ASTRO criticizes task force's PSA recommendations

June 13, 2012

The American Society for Radiation Oncology expressed disappointment in the U.S. Preventive Services Task Force's (USPSTF) final recommendations against the use of PSA-based screening for prostate cancer and strongly cautions against a blanket no-testing policy.

The American Society for Radiation Oncology expressed disappointment in the U.S. Preventive Services Task Force’s (USPSTF) final recommendations against the use of PSA-based screening for prostate cancer and strongly cautions against a blanket no-testing policy.

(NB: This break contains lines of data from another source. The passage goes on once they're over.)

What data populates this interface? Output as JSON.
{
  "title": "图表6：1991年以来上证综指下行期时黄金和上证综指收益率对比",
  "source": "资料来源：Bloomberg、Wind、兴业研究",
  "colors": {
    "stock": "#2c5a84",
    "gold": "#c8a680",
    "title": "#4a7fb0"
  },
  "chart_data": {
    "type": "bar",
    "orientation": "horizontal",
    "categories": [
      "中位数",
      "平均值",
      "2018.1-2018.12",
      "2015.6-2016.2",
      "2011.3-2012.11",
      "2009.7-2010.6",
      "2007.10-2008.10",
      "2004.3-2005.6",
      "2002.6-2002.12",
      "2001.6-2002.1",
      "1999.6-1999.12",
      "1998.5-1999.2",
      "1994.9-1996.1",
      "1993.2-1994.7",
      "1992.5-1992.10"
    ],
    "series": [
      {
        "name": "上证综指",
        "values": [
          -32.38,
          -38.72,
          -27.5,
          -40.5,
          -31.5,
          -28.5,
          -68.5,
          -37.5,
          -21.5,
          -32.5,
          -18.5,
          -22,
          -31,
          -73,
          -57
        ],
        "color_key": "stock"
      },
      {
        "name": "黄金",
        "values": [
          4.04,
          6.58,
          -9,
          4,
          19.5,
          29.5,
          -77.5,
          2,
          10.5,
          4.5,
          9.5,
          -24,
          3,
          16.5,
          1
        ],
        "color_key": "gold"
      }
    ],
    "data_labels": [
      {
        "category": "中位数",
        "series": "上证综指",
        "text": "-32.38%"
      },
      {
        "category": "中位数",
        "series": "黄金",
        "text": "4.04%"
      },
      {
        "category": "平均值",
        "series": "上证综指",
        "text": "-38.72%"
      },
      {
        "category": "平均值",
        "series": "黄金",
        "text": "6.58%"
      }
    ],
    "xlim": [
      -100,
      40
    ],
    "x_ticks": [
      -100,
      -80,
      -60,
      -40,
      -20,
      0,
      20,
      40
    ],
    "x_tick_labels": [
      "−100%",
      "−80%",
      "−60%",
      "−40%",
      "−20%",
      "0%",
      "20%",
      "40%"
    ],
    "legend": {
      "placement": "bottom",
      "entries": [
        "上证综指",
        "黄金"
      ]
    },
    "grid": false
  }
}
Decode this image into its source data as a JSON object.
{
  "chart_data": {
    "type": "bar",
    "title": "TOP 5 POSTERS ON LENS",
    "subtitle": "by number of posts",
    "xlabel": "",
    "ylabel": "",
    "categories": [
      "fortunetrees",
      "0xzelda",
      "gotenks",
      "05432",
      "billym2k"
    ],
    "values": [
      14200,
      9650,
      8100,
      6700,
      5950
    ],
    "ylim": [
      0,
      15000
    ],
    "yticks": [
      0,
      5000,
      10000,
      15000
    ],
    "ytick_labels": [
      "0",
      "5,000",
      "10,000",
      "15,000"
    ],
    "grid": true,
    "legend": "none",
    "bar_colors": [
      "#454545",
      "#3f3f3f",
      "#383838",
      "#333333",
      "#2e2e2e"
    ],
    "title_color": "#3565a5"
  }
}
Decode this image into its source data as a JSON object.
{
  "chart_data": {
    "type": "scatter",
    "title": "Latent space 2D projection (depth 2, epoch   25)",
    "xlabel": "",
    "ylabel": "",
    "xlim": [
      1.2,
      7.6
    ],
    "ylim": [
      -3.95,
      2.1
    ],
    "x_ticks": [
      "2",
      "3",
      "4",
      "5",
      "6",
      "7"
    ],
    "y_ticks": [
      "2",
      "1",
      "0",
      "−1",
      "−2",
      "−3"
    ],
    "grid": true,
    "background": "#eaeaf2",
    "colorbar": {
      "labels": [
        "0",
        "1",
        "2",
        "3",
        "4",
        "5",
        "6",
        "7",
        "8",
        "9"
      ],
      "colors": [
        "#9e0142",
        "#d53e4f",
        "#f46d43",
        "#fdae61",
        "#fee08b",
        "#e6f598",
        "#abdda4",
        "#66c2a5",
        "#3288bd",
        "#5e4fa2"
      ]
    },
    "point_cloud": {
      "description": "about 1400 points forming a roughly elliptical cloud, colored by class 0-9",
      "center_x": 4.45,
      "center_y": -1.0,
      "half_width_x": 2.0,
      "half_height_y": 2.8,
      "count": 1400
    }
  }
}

In a statement, ASTRO said it acknowledges that PSA screening is not a perfect method of detecting prostate cancer, but adds that the 30% decline in mortality from prostate cancer over the past 30 years is due in part to better screening.

"The problem with prostate cancer is not finding the cancer but in knowing when to treat and when not to treat," said Leonard L. Gunderson, MD, MS, chairman of ASTRO. "The USPSTF is correct in addressing the issue of over-screening but is wrong to take the option completely off the table."

The organization emphasized the importance of leaving the decision to screen between the patient and the clinician.

"We should be accurately explaining the risks and benefits and letting patients decide on such an important issue as this," said Howard Sandler, MD, MS, a radiation oncologist at Cedars-Sinai Medical Center in Los Angeles. "The USPSTF recommendation is one-size-fits-all, and our nation is made up of millions of men with individual views about prostate cancer and screening."